Abstract
Oxy- as well as deoxymyoglobin exhibit a pronounced temperature dependence of the quadrupole splitting of the heme iron as detected by conventional Mössbauer spectroscopy. With nuclear resonant forward scattering (NFS) of synchrotron radiation, which can be viewed as Mössbauer spectroscopy in the time domain, it is shown that this spectroscopic behavior, although it is phenomenologically similar in the two cases, is based on completely different physical mechanisms. It is demonstrated that stochastic fluctuations of the iron electric field gradient in MbO2, which are due to the dynamic structural disorder of the FeO2 moiety, are the reason for the temperature-dependent alterations of the coherent quantum beat pattern in the NFS spectra of MbO2, in contrast to deoxyMb where transitions between orbital states of iron take place. This subtle spectroscopic difference cannot be inferred from conventional Mössbauer spectroscopy.

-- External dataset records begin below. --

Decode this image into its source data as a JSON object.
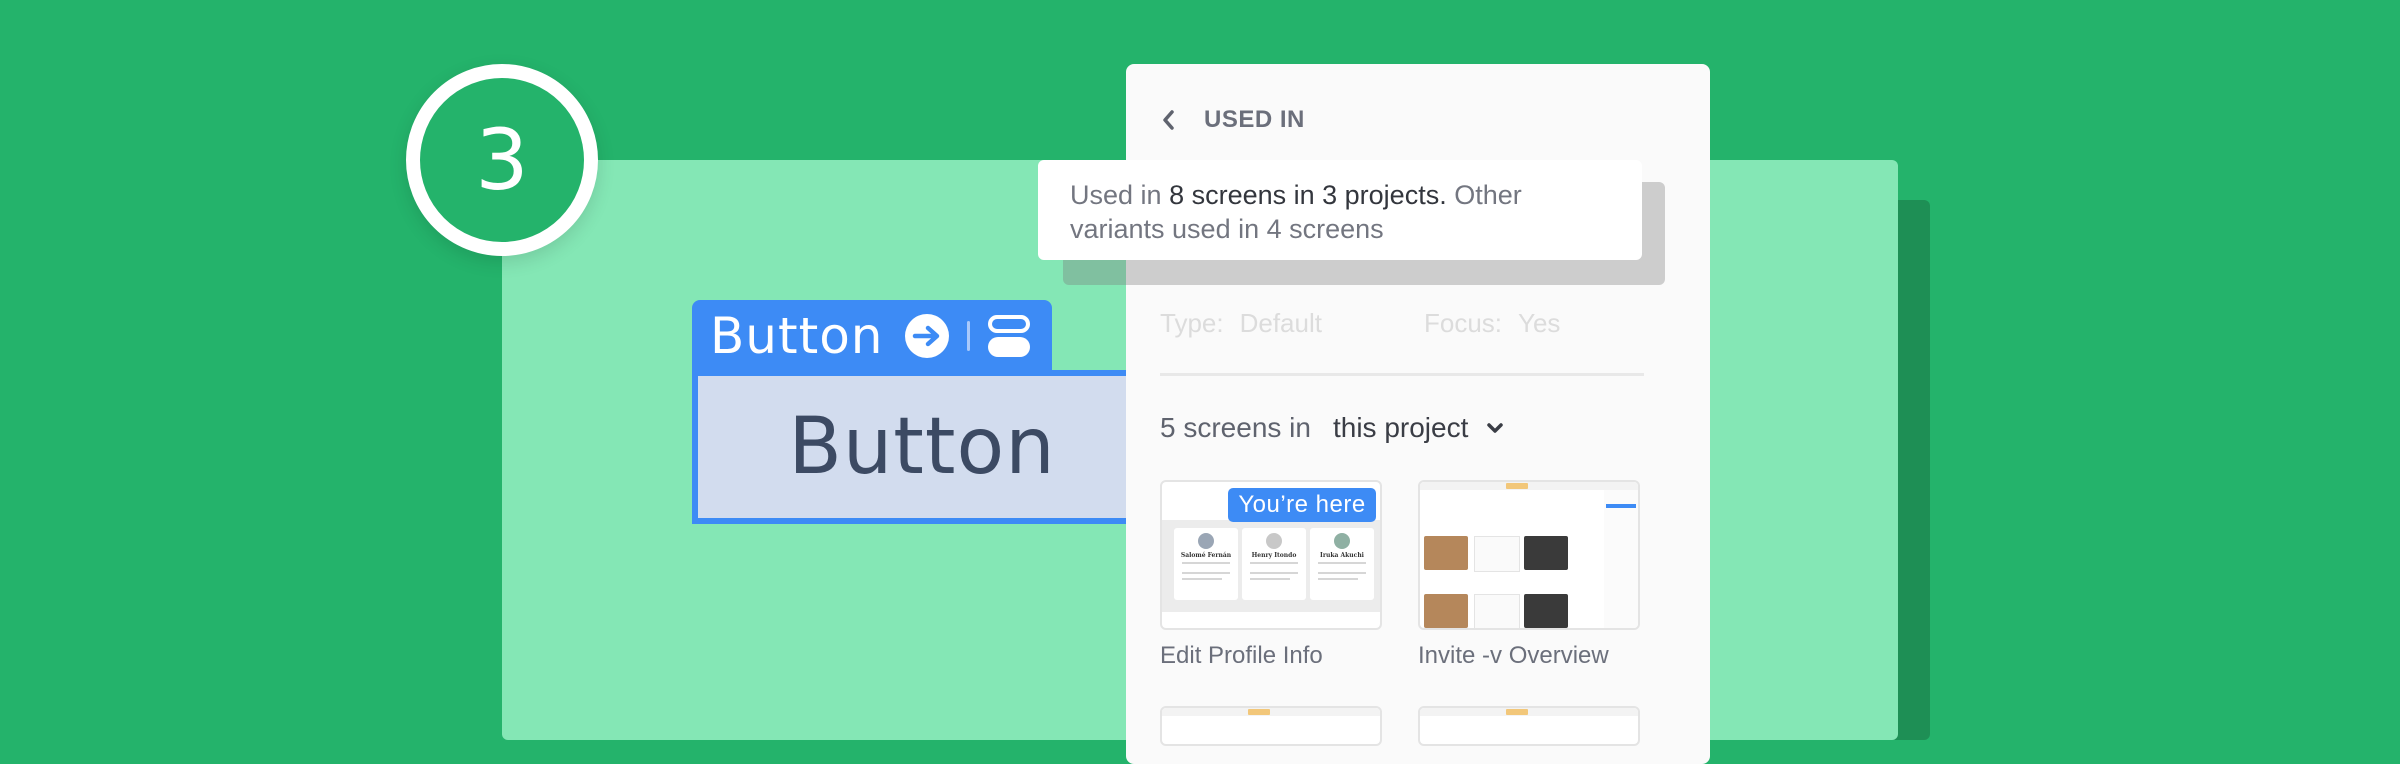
{
  "step": {
    "number": "3"
  },
  "component": {
    "label": "Button",
    "go_icon": "arrow-right-circle-icon",
    "variants_icon": "variants-icon",
    "preview_text": "Button"
  },
  "panel": {
    "back_icon": "chevron-left-icon",
    "title": "USED IN",
    "properties": [
      {
        "label": "Type:",
        "value": "Default"
      },
      {
        "label": "Focus:",
        "value": "Yes"
      }
    ],
    "scope": {
      "count_text": "5 screens in",
      "selected": "this project",
      "dropdown_icon": "chevron-down-icon"
    },
    "screens": [
      {
        "label": "Edit Profile Info",
        "badge": "You’re here",
        "cards": [
          "Salomé Fernán",
          "Henry Itondo",
          "Iruka Akuchi"
        ]
      },
      {
        "label": "Invite -v Overview"
      }
    ]
  },
  "tooltip": {
    "prefix": "Used in ",
    "highlight": "8 screens in 3 projects.",
    "suffix": " Other variants used in 4 screens"
  },
  "colors": {
    "background": "#24b36b",
    "frame": "#84e7b5",
    "frame_shadow": "#1e8f55",
    "accent_blue": "#3d8bf5",
    "selection_fill": "#d2dcee",
    "panel": "#fafafa"
  }
}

| Original language | English |
|---|---|
| Journal | European Biophysics Journal |
| Volume | 31 |
| Issue number | 6 |
| Pages (from-to) | 478-484 |
| Number of pages | 7 |
| ISSN | 0175-7571 |
| DOIs | |
| Publication status | Published - 01.10.2002 |
Funding
Acknowledgements We thank F.G. Parak (TU Munich) for providing us with the myoglobin samples. This work was supported by the German Federal Ministry of Education and Research (BMBF) under grant no. 05 SK8FLA8.